Dans un contexte où les anciennes barrières s’affaissent et où une interconnexion s’opère, Martin Seligman s’inspire des valeurs fondamentales ancrées dans les traditions religieuses et spirituelles de l’humanité (6). Parler de la gratitude, c’est s’inscrire dans une inspiration spirituelle qui irrigue les siècles. En termes chrétiens, la gratitude et l’émerveillement se rejoignent à travers les psaumes dans l’expression de notre relation à Dieu. C’est une reconnaissance continuelle. « Mon âme bénis l’Eternel ! N’oublie aucun de ses bienfaits » (Ps 103.2). Il y a des vies qui sont animées par un mouvement de gratitude et d’émerveillement. C’est ce qui apparaît dans le témoignage d’Odile Hassenforder dans son livre : « Sa présence dans ma vie » (14). A travers les épreuves, ce mouvement apparaît constamment comme une présence de vie. « Que c’est bon d’exister, pour admirer, m’émerveiller, adorer. C’est gratuit.

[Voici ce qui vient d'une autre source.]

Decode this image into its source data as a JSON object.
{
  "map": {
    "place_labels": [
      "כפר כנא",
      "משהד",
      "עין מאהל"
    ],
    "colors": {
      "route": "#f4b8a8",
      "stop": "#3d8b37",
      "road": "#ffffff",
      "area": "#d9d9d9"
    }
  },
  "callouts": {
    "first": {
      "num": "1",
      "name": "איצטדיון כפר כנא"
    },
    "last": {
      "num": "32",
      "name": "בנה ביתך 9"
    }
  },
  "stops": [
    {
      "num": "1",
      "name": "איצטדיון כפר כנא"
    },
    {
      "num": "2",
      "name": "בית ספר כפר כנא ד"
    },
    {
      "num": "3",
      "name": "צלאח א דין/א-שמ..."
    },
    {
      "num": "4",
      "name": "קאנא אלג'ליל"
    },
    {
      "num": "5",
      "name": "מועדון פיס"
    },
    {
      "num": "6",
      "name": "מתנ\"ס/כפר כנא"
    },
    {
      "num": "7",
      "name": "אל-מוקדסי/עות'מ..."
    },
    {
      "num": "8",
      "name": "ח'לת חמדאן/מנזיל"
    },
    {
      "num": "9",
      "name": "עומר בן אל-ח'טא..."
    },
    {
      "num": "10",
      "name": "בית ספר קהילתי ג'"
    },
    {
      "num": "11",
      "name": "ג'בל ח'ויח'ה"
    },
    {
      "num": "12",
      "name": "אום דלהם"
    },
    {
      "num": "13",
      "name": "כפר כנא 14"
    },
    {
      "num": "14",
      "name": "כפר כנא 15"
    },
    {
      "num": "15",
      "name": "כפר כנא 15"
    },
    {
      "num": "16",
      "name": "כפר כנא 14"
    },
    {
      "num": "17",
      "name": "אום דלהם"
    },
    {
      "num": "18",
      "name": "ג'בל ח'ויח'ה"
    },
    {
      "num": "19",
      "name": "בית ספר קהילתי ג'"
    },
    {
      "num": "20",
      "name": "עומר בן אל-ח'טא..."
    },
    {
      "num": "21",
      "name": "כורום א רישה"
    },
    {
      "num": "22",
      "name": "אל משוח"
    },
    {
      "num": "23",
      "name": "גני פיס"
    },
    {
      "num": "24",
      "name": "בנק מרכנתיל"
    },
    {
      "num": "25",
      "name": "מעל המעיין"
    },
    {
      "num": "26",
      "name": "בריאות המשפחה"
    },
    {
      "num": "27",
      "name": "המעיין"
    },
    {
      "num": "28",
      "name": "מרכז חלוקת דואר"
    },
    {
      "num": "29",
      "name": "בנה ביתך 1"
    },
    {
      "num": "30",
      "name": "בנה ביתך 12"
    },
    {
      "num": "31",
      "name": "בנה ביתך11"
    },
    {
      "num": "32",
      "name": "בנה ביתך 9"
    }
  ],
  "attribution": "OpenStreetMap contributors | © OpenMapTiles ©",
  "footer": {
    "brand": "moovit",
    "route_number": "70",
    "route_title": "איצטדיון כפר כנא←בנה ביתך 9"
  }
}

Je n’ai qu’à recevoir, en profiter, goûter sans culpabilité, sans besoin de me justifier (Justifier quoi ? de vivre ?). D’un sentiment de reconnaissance jaillit une louange joyeuse, une adoration au créateur de l’univers dont je fais partie, au Dieu qui veut le bonheur de ses créatures… Comme il est écrit dans un psaume : Cette journée est pour moi un sujet de joie. Une joie pleine en sa présence, un plaisir éternel auprès de toi, mon Dieu… Louez l’Eternel, car il est bon. Son amour est infini » (Ps 16.118). La vie est vraiment trop belle pour être triste. Alleluia » (p 174).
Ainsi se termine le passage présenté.